Selon lui, «cette procédure doit être accompagnée d’autres mesures représentées dans la manière de développer et de soutenir la culture fourragère en Algérie, similaire au soja et au maïs, et la plupart des composants de ces aliments qui sont consommés par la volaille», appelant à la nécessité de «trouver d’autres alternatives aux composés de l’industrie de l’alimentation animale en supprimant les composés coûteux tels que le soja et le maïs et en s’orientant vers les résidus de caroube».
Haroun Omar : «Les prix de la viande blanche vont baisser de 20%»

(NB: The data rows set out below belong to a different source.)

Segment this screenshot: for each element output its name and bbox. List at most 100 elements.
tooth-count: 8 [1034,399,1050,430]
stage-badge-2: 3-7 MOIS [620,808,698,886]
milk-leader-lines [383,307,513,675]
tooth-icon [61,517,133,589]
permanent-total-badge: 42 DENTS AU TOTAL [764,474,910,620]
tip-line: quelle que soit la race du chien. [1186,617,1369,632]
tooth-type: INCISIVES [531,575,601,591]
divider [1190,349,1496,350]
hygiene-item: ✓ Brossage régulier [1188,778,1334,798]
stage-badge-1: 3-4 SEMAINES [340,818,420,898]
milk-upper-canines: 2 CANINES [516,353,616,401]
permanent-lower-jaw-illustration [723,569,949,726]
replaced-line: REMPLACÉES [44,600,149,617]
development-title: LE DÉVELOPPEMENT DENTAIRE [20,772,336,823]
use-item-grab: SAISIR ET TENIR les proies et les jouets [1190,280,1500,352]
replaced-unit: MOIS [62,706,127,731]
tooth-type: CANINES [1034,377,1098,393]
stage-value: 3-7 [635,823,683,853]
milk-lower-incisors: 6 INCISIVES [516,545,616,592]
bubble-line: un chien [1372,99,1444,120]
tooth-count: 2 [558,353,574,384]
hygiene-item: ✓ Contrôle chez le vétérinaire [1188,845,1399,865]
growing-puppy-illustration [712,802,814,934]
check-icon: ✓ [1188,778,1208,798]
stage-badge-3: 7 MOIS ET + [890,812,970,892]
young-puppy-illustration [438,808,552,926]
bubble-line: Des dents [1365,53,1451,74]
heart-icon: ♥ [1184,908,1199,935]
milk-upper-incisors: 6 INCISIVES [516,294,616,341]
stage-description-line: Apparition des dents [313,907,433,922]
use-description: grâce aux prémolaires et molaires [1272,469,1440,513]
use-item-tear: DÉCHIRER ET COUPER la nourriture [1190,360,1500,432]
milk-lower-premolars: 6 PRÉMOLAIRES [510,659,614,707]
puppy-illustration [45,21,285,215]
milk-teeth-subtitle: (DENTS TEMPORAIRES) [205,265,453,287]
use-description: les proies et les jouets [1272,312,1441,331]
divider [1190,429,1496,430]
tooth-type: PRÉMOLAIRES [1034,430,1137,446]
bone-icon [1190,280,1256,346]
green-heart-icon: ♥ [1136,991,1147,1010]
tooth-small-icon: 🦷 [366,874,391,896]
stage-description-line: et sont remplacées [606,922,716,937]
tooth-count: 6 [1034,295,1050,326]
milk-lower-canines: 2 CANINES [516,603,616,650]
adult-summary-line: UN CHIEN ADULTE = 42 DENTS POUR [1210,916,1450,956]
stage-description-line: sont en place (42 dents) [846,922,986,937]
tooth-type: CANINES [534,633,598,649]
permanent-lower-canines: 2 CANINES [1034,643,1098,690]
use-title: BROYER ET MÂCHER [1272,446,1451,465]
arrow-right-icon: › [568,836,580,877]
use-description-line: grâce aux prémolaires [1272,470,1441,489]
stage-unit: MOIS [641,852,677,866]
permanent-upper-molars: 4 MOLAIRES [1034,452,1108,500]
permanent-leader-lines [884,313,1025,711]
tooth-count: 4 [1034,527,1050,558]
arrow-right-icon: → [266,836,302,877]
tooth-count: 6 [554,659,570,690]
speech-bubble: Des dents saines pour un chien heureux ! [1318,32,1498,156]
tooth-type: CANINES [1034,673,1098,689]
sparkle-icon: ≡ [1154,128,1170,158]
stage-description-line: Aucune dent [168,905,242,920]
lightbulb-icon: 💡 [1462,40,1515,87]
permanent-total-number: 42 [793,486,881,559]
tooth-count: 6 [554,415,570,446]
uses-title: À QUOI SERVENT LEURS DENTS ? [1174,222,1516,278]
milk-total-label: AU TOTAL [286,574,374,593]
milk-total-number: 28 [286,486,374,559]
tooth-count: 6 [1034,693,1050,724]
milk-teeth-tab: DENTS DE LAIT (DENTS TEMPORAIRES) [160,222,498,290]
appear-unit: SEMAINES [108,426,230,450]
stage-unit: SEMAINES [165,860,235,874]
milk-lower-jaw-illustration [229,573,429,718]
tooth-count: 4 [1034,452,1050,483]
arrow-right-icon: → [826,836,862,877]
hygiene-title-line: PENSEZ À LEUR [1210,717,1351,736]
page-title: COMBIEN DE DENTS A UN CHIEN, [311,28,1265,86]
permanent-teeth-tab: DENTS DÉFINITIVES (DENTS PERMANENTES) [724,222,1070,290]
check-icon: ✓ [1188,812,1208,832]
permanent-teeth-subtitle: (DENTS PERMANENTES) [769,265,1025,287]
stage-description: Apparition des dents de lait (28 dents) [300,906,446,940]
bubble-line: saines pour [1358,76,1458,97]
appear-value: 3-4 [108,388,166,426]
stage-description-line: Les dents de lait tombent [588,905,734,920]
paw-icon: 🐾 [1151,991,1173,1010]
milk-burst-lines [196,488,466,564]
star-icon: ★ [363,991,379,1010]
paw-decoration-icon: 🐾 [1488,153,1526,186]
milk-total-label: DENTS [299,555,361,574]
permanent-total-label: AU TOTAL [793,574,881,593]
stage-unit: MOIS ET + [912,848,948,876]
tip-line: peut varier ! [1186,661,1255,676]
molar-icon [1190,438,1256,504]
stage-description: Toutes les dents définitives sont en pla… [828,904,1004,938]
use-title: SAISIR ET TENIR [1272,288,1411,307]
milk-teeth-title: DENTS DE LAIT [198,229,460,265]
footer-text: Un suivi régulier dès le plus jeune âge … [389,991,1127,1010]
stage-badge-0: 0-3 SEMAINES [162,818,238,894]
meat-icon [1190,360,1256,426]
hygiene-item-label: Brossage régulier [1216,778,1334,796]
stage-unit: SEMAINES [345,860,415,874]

Le docteur et économiste Haroun Omar nous a révélé que «la décision de l’Office national des aliments de bétail de baisser les prix au niveau des relevant de ses groupes régionaux au niveau national est un pas positif et entraîne une baisse des prix des aliments et des coûts pour les agriculteurs ; cela conduira nécessairement à une baisse des prix des matières premières, notamment ceux liées à la viande blanche car étant directement concernés par la décision». L’expert a laissé entendre que «les prix de la viande blanche baisseront de l’ordre de 20 %». Il a appelé dans le même contexte à «la nécessité de prévoir davantage de mécanismes pour les contrôler, tout cela par l’encouragement et l’augmentation du nombre d’éleveurs».
Pour notre interlocuteur, la véritable raison de la hausse des prix des viandes, en particulier la viande blanche, revient à «la baisse du nombre d’aviculteurs car ils ont subi des pertes dans les étapes précédentes». Haroun a ajouté que «la plupart d’entre eux ne sont pas des agriculteurs, mais pratiquent plutôt l’agriculture comme deuxième profession».